A Deam, tem entre seus objetivos oferecer um atendimento diferenciado, que visa fortalecer às vítimas no difícil momento da denúncia. O trabalho da delegacia, liderado pela delegada Cleusa Spinato, também se destaca pelas ações preventivas, que realiza junto à Rede de Enfrentamento à Violência e aos conselhos municipais, como o Conselho Municipal dos Direitos das Mulheres (Comdim).

Carliane Pinheiro, a Kaká, presidente do Comdim, destaca a importância da Deam para a região. Ela lembra que a maioria das cidades do Estado não conta com uma delegacia especializada em atender mulheres. Como resultado, grande parte das agredidas não se sente confortável para denunciar o caso.

A Deam conta com local adequado para receber vítimas de violência doméstica. Foto: Arquivo DEAM

2021: ano para intensificar ações preventivas
Trabalhar a prevenção a todos os tipos de violência contra às mulheres é um dos papeis desempenhados pela delegacia. Para tanto, a delegada Cleusa Spinato e sua equipe participam de palestras em escolas e rodas de conversas, para mulheres. Para a delegada, mudar o cenário da violência não é tarefa fácil, é preciso promover uma alteração cultural entre as novas gerações. Por isso, é importante o contato com os educandários e a abordagem do tema junto aos estudantes.

Ainda não se sabe como será o próximo ano, se a Covid-19 estará controlada e por quais caminhos a pandemia irá nos levar. Mas, uma coisa é certa, a delegada Cleusa quer intensificar as ações de orientação sobre prevenção. A ideia é fazer com que as mulheres não esperem “demais” para denunciar seu agressor. “O feminicídio é o final da violência contra a mulher. Ao longo do relacionamento, vários fatos vão ocorrendo e a mulher tem que perceber isso e denunciar”, diz a delegada.

Sem poder realizar eventos presenciais, em 2020 as lives serviram como canal de comunicação com a sociedade.
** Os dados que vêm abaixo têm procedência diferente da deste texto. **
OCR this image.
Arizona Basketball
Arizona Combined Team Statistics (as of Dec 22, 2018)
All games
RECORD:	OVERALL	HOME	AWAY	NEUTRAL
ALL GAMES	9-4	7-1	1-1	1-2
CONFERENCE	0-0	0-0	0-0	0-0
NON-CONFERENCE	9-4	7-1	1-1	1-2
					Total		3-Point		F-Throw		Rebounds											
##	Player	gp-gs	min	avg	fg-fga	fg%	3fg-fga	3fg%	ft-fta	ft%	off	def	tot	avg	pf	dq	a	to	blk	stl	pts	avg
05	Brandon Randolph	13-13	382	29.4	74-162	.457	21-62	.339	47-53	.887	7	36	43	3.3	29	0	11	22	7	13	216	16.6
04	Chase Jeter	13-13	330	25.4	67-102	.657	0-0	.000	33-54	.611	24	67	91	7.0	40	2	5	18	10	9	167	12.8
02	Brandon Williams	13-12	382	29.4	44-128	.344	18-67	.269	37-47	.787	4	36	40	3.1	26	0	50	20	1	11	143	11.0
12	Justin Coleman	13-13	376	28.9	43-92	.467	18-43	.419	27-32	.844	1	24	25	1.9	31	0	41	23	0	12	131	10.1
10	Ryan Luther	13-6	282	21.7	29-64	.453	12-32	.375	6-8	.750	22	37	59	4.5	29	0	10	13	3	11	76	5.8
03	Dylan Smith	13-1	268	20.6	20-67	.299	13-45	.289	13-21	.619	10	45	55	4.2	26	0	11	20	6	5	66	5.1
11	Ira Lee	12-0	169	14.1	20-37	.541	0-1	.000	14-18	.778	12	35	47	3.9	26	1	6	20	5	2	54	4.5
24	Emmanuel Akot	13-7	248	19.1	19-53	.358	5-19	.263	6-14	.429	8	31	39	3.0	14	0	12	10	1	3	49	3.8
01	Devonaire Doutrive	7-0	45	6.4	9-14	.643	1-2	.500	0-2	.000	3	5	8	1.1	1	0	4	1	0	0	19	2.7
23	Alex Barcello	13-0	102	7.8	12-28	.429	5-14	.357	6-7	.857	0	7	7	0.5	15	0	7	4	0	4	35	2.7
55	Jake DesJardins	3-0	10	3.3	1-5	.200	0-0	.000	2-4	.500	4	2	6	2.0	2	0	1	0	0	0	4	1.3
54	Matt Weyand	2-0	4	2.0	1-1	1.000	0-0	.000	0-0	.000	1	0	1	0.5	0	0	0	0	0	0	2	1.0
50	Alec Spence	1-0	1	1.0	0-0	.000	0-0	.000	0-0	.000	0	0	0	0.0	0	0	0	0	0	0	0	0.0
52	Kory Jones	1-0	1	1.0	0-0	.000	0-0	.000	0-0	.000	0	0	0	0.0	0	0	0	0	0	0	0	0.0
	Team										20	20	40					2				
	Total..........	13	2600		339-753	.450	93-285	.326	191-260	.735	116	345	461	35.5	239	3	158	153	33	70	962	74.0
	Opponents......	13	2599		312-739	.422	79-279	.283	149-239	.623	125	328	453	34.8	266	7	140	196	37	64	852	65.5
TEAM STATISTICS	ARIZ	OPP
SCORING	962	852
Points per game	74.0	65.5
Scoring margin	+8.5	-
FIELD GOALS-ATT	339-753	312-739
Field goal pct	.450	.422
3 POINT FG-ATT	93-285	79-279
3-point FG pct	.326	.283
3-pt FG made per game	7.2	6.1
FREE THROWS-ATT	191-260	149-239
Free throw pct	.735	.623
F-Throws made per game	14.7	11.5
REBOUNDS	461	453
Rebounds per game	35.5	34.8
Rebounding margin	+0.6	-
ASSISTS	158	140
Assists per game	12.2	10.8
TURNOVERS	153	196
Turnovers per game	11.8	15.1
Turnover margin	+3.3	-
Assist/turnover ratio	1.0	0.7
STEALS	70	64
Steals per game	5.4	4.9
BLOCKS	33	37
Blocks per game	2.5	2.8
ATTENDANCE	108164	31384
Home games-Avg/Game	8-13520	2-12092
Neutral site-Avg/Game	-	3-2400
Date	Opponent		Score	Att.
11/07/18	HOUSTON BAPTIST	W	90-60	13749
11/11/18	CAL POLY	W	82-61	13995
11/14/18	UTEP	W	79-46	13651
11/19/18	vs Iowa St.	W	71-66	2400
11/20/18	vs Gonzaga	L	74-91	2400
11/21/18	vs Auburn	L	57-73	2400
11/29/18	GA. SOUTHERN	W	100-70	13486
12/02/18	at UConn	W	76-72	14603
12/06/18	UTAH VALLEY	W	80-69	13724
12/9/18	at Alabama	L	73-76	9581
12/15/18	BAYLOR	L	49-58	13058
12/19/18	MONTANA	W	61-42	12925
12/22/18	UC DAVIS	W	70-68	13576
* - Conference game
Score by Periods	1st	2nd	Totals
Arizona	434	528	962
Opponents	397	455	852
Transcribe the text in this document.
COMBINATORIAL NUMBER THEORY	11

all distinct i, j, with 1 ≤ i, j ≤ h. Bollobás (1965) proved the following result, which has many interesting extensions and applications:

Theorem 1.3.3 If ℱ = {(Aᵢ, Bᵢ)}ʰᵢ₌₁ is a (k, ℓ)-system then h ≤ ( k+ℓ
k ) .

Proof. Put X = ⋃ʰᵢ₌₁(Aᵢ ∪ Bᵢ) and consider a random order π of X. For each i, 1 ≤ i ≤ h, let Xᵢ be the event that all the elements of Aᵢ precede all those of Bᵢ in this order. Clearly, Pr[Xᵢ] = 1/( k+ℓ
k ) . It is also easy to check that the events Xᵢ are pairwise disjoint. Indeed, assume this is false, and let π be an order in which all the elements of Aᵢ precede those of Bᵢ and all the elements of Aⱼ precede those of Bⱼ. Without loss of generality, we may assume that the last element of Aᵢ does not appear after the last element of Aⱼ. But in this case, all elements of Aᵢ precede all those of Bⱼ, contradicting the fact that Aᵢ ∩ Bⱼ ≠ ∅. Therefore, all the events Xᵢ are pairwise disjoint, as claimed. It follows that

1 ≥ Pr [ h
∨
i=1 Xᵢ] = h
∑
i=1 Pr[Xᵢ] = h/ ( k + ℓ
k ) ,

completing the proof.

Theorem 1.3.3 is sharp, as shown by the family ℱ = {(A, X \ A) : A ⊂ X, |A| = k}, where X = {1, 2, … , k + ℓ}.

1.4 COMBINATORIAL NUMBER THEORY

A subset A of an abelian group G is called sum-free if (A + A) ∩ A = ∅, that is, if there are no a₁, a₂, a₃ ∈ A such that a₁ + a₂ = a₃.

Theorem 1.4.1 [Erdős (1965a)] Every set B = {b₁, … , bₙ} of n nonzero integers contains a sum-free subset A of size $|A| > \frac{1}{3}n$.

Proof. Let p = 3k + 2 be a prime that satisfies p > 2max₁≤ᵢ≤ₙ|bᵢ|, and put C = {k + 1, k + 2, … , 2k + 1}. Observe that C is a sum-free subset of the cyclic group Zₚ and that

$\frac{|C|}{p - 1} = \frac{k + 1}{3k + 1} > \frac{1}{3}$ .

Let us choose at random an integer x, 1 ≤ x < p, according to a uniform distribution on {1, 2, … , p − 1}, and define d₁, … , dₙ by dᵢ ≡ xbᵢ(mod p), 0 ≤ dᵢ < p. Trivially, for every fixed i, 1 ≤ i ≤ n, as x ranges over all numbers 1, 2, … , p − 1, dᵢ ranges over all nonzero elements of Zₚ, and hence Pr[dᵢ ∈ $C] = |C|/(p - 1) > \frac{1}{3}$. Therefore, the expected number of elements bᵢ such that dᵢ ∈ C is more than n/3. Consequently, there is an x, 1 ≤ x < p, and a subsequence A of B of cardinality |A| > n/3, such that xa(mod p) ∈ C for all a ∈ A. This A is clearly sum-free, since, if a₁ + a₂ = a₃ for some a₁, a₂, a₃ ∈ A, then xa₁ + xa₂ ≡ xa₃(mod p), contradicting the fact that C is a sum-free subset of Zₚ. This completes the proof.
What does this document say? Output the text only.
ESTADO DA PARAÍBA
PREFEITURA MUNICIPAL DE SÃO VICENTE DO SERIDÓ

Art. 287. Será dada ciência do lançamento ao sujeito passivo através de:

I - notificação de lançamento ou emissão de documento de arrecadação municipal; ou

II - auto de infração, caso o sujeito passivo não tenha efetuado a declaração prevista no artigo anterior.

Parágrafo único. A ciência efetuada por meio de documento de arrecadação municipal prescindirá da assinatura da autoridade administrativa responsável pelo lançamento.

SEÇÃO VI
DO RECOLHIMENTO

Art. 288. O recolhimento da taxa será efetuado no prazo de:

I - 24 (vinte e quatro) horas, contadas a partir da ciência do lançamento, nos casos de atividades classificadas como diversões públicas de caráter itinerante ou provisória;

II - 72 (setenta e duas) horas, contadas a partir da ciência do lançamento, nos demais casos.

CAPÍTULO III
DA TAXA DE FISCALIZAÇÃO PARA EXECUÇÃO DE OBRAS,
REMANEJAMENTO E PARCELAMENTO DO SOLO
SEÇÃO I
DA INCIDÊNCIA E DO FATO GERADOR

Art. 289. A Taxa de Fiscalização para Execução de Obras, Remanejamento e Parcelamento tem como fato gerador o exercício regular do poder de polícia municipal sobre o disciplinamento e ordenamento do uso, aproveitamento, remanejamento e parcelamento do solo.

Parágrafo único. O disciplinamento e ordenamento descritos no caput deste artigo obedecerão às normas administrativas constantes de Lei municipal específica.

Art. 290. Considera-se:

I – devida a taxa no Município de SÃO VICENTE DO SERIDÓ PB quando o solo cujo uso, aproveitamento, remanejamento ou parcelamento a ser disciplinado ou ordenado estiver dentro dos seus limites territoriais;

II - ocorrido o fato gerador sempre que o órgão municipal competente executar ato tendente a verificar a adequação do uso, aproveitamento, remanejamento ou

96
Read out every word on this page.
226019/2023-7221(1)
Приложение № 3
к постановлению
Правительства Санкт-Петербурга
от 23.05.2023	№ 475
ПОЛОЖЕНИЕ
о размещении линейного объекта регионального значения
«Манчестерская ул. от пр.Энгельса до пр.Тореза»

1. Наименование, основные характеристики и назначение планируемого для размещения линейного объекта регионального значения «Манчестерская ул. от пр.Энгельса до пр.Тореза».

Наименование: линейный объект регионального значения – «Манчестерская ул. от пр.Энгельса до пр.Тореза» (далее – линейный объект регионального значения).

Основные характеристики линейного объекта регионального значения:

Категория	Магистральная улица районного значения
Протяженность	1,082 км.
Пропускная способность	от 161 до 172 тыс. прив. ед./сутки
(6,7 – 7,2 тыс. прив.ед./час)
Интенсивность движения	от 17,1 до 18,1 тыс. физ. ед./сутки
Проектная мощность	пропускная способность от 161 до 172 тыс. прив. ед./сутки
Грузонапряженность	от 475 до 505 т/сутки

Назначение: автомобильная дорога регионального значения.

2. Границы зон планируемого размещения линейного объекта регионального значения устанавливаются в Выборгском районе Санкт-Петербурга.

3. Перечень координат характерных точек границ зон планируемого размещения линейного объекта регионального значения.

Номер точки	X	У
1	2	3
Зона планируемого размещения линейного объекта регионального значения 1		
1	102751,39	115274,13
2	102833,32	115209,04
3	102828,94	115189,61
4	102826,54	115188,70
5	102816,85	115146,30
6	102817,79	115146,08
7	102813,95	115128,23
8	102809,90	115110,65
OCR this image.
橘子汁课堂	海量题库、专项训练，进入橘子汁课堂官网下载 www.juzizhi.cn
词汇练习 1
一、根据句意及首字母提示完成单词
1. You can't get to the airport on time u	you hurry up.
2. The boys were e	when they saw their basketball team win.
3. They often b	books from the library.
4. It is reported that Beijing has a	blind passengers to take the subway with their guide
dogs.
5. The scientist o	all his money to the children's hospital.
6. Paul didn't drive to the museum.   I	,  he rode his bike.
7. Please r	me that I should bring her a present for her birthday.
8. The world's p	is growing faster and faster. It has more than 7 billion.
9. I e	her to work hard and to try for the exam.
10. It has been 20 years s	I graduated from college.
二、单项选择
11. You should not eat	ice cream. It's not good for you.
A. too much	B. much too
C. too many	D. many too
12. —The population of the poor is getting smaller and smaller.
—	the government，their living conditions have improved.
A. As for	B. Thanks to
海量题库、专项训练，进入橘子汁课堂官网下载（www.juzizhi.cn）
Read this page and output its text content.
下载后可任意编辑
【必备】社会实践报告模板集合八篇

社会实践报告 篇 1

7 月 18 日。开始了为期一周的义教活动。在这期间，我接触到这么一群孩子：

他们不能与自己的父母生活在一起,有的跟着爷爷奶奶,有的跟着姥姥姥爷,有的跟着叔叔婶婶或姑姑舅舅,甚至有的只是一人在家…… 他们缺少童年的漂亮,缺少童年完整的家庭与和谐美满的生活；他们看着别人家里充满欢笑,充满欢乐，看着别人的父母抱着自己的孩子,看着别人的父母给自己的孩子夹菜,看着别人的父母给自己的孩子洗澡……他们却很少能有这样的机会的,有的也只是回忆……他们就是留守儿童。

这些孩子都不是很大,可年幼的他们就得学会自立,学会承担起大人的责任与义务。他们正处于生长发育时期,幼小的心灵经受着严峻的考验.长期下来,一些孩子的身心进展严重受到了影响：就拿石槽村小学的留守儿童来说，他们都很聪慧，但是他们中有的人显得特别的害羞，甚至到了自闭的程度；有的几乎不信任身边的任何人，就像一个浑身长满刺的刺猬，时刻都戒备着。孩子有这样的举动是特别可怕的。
Contudo, a intenção de Cleusa para o ano que vem é retomar os encontros, claro, se a pandemia permitir.
Muitas vezes a orientação dada por familiares e amigos, para que a mulher busque ajuda, não é suficiente para lhe indicar um caminho. Por isso é importante reforçar as orientações, explica a delegada. “Os casos de feminicídios se sucedem sempre nesta mesma forma, na qual a vítima não registrou nenhuma ocorrência, não procurou a proteção da lei. São raros os casos de feminicídios em que a vítima tinha medida protetiva em vigor”, comenta Cleusa.

Diferenciais da Deam Montenegro
A Deam de Montenegro é a única delegacia no Estado que atende de forma regional. “Se temos uma delegacia especializada, não tem por que deixar de atender os municípios que estão integrados aqui. A estrutura física da delegacia é excelente, a nossa dificuldade, como sempre, é o efetivo”, avalia a delegada.

Conforme a responsável pela Deam, em volume de trabalho a delegacia só fica atrás das unidades de Porto Alegre e Canoas, e isso por causa do quadro de servidores. O local conta com salas especiais para receber as vítimas de violência e também atende casos de maus-tratos a idosas e crianças.